Since this is being linked to approvingly from two of my favorite non-political blogs, let me just say this whole “bring your own laptop to work” idea is stupid :
Meme floating around the IT-analyst-o-sphere: “bring your own laptop.” Basically treat the employee’s laptop as you would treat the employees’s pants: require it, pay the employee enough to buy it, and provide the infrastructure that works with it, but that’s all. Give the employee the price of one laptop per two years, plus, say, the price of one major troubleshooting session per six months.
First of all, a big, smart company can get 3-4 years out of a laptop by recycling the hardware down the techie chain from the engineers (who need top of the line stuff) down to the administrative staff (who probably only need MS Office), but I’m sure the 2-year figure is pulled out of thin air, so I’m not gonna dwell on it.

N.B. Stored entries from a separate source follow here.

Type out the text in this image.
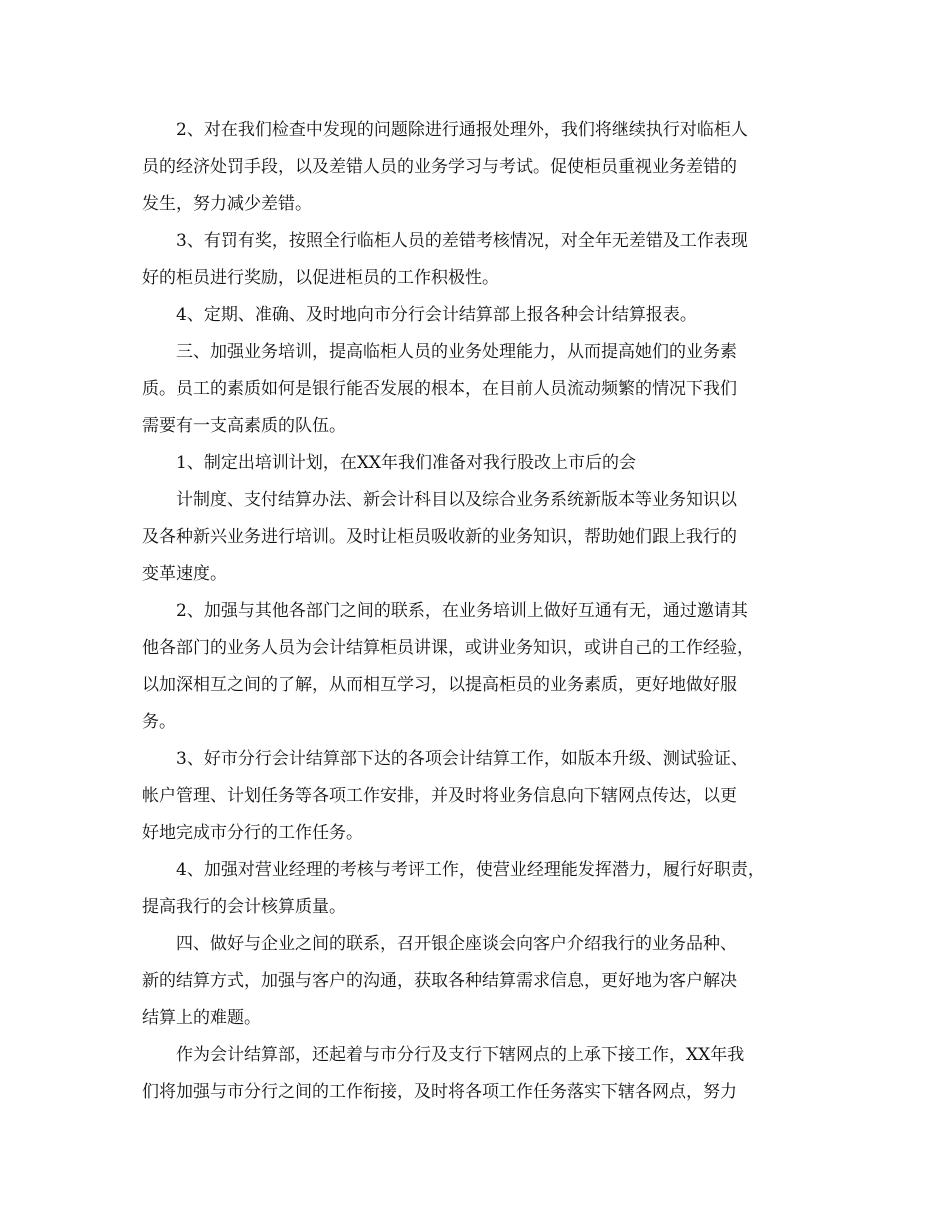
2、对在我们检查中发现的问题除进行通报处理外，我们将继续执行对临柜人
员的经济处罚手段，以及差错人员的业务学习与考试。促使柜员重视业务差错的
发生，努力减少差错。
3、有罚有奖，按照全行临柜人员的差错考核情况，对全年无差错及工作表现
好的柜员进行奖励，以促进柜员的工作积极性。
4、定期、准确、及时地向市分行会计结算部上报各种会计结算报表。
三、加强业务培训，提高临柜人员的业务处理能力，从而提高她们的业务素
质。员工的素质如何是银行能否发展的根本，在目前人员流动频繁的情况下我们
需要有一支高素质的队伍。
1、制定出培训计划，在XX年我们准备对我行股改上市后的会
计制度、支付结算办法、新会计科目以及综合业务系统新版本等业务知识以
及各种新兴业务进行培训。及时让柜员吸收新的业务知识，帮助她们跟上我行的
变革速度。
2、加强与其他各部门之间的联系，在业务培训上做好互通有无，通过邀请其
他各部门的业务人员为会计结算柜员讲课，或讲业务知识，或讲自己的工作经验，
以加深相互之间的了解，从而相互学习，以提高柜员的业务素质，更好地做好服
务。
3、好市分行会计结算部下达的各项会计结算工作，如版本升级、测试验证、
帐户管理、计划任务等各项工作安排，并及时将业务信息向下辖网点传达，以更
好地完成市分行的工作任务。
4、加强对营业经理的考核与考评工作，使营业经理能发挥潜力，履行好职责，
提高我行的会计核算质量。
四、做好与企业之间的联系，召开银企座谈会向客户介绍我行的业务品种、
新的结算方式，加强与客户的沟通，获取各种结算需求信息，更好地为客户解决
结算上的难题。
作为会计结算部，还起着与市分行及支行下辖网点的上承下接工作，XX年我
们将加强与市分行之间的工作衔接，及时将各项工作任务落实下辖各网点，努力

The real reason shifting the laptop burden from employer to employee is such a bad idea is that it cedes a level of control that the company probably needs more than it realizes. There’s a lot of dumb shit people feel free to do on “their” computers that they wouldn’t on a work computer. Everything from surfing shady warez websites to installing spyware and virus laden games could have an adverse affect on the employee’s ability to perform their job. And if you think controlling virus outbreaks is hard for businesses now, just wait and see what happens when they start encouraging their employees to plug their computer from home into the network. It’s a virus-writers dream to infect some noob’s computer at home and have the same machine plugged into a large, physically-secure network.
The idea that providing a few bucks for support will actually offset the problems that would occur with the implied shrinking of a company’s IT staff is laughable. If an employee’s productivity goes down because their computer is mysteriously “slow”, the employers will have much less leverage to compel the employee to have a computer that they don’t own serviced. Even if you gave a stipend to the employee for hardware support, that money would go into their bank accounts first, meaning they would still be a lot less likely to pay somebody to look at the computer than they would now (when support means a quick call to the company’s IT guy). Do you think a random guy from GeekSquad would have the slightest idea what the employee would need to be doing with their machine? IT departments don’t just support hardware and operating systems, but the company’s suite of tools as well. This knowledge goes beyond just being able to install the required software, but knowing how to address problems such as “Why can’t I submit bugs?” or “My calendar is showing old stuff.” Getting a third-party company to deal with these issues is hard enough, but if you throw obscure or proprietary software into the mix, then you’re completely screwed).
Additionally, when the employer stops being the consumer in terms of laptop buying, there are additional worries. For one, it’s unrealistic to expect every employee to make an informed decision about what kind of hardware they’ll need to buy. Knowing the amount of RAM and diskspace, speed of the CPU, and power of the graphics card necessary for each job is a skill that in the long run saves the employer a lot of money. Granted, there are ways to work around a problem like that, but putting the individual employees in charge of buying their laptops has one more substantial downside.
An employee buying one laptop will never get the sorts of savings that a large company will get when buying their computers in bulk. Sure, Dell.com looks like they have pretty good deals, but when you’re a business buying hundreds of laptops at a time, you get much better deals that the general public doesn’t know about. If the employers think they’ll save money by shrinking their IT departments and reimbursing their employees for the prices of their laptops, they’re going to get hit with sticker-shock once they crunch a few numbers.